La qualité du sperme en Europe est préoccupante. Depuis cinquante ans, la fertilité masculine connaît une baisse constante. Une nouvelle étude publiée dans la revue Andrology s’est intéressé à la performance du sperme en Suisse. Des chercheurs de l’université de Genève ont évalué la qualité du sperme de 2 523 jeunes Suisses de 18 à 22 ans recrutés dans l'armée. Le groupe comprenait des représentants de tous les cantons du pays, ce qui a permis de constituer un échantillon national de volontaires.
Les chercheurs se sont concentrés sur trois indicateurs clés de la qualité du sperme : la quantité, la mobilité et la morphologie. En Europe, le nombre médian de spermatozoïdes varie de 41 à 67 millions par millilitre (ml), selon les pays. Les auteurs de cette étude ont constaté que la cohorte suisse avait un nombre médian de spermatozoïdes de 47 millions par ml, ce qui place la Suisse au bas de la liste des pays européens les plus pauvres en spermatozoïdes juste avant l'Allemagne (46 millions), le Danemark (41 millions) et la Norvège (41 millions). A l'inverse, l'Espagne enregistre le plus haut taux avec un nombre médian de 62 millions.
"Il est important de comprendre que le temps nécessaire pour concevoir augmente considérablement si la concentration de sperme d'un homme est inférieure à 40 millions de spermatozoïdes par ml", explique Serge Nef, professeur au Département de médecine génétique et développement de la Faculté de médecine de Genève et co-auteur de l'étude.
Des critères inférieurs à ceux fixés par l'OMS
Selon l'Organisation mondiale de la santé (OMS), un nombre de spermatozoïdes inférieur à 15 millions par ml complique les chances d'un homme de procréer. Or, 17% des participants de l'étude avaient un nombre inférieur à 15 millions de spermatozoïdes par ml.
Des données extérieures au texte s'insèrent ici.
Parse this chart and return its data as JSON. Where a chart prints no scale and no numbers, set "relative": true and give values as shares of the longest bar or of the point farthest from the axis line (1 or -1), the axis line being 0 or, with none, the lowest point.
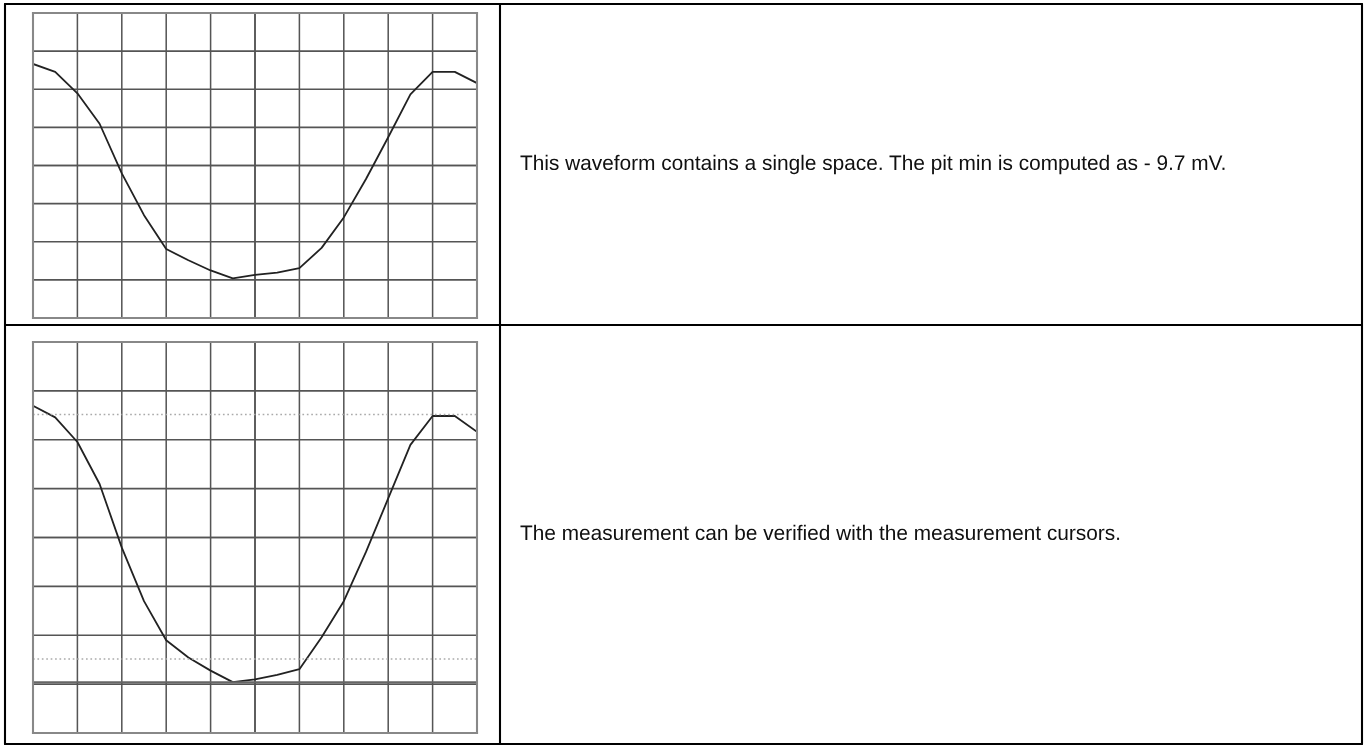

Parmi un quart des hommes étudiés, moins de 4 % des spermatozoïdes étaient mobiles et 43% des hommes avaient moins de 4% de spermatozoïdes normalement formés. Dans l'ensemble, seulement 38% des hommes suisses avaient des valeurs de concentration, de mobilité et de morphologie du sperme qui répondaient aux références de l'OMS. "De faibles valeurs peuvent refléter la fertilité d'un homme et lorsque la combinaison est faible, la capacité à concevoir est à risque", souligne l'autrice principale Rita Rahban, chercheuse au Département de médecine génétique et de développement à Genève.
Une plus grande incidence du cancer du testicule
Comment expliquer que la qualité du sperme ait autant chuté ? Si les chercheurs n'ont pas été en mesure de définir une cause précise, ils ont toutefois identifié quelques facteurs qui pourraient jouer un rôle, tels que le tabagisme de la mère, la consommation d'alcool, l'obésité, le stress et l'exposition aux pesticides.
En plus d'avoir un impact sur la capacité d'un homme à avoir des enfants, la mauvaise qualité du sperme a également été liée à une incidence plus élevée de cancer du testicule. En analysant les données sur la prévalence du cancer du testicule en Suisse, les chercheurs ont en effet constaté que l'incidence de la maladie avait augmenté au cours des dernières décennies, passant de 7,6 cas pour 100 000 hommes en 1980 à 10,4 en 2014. "Depuis 35 ans, le nombre de cas de cancer du testicule n'a cessé d'augmenter (...) La qualité du sperme est généralement inférieure dans les pays où l'incidence du cancer du testicule est élevée", souligne le Pr Nef.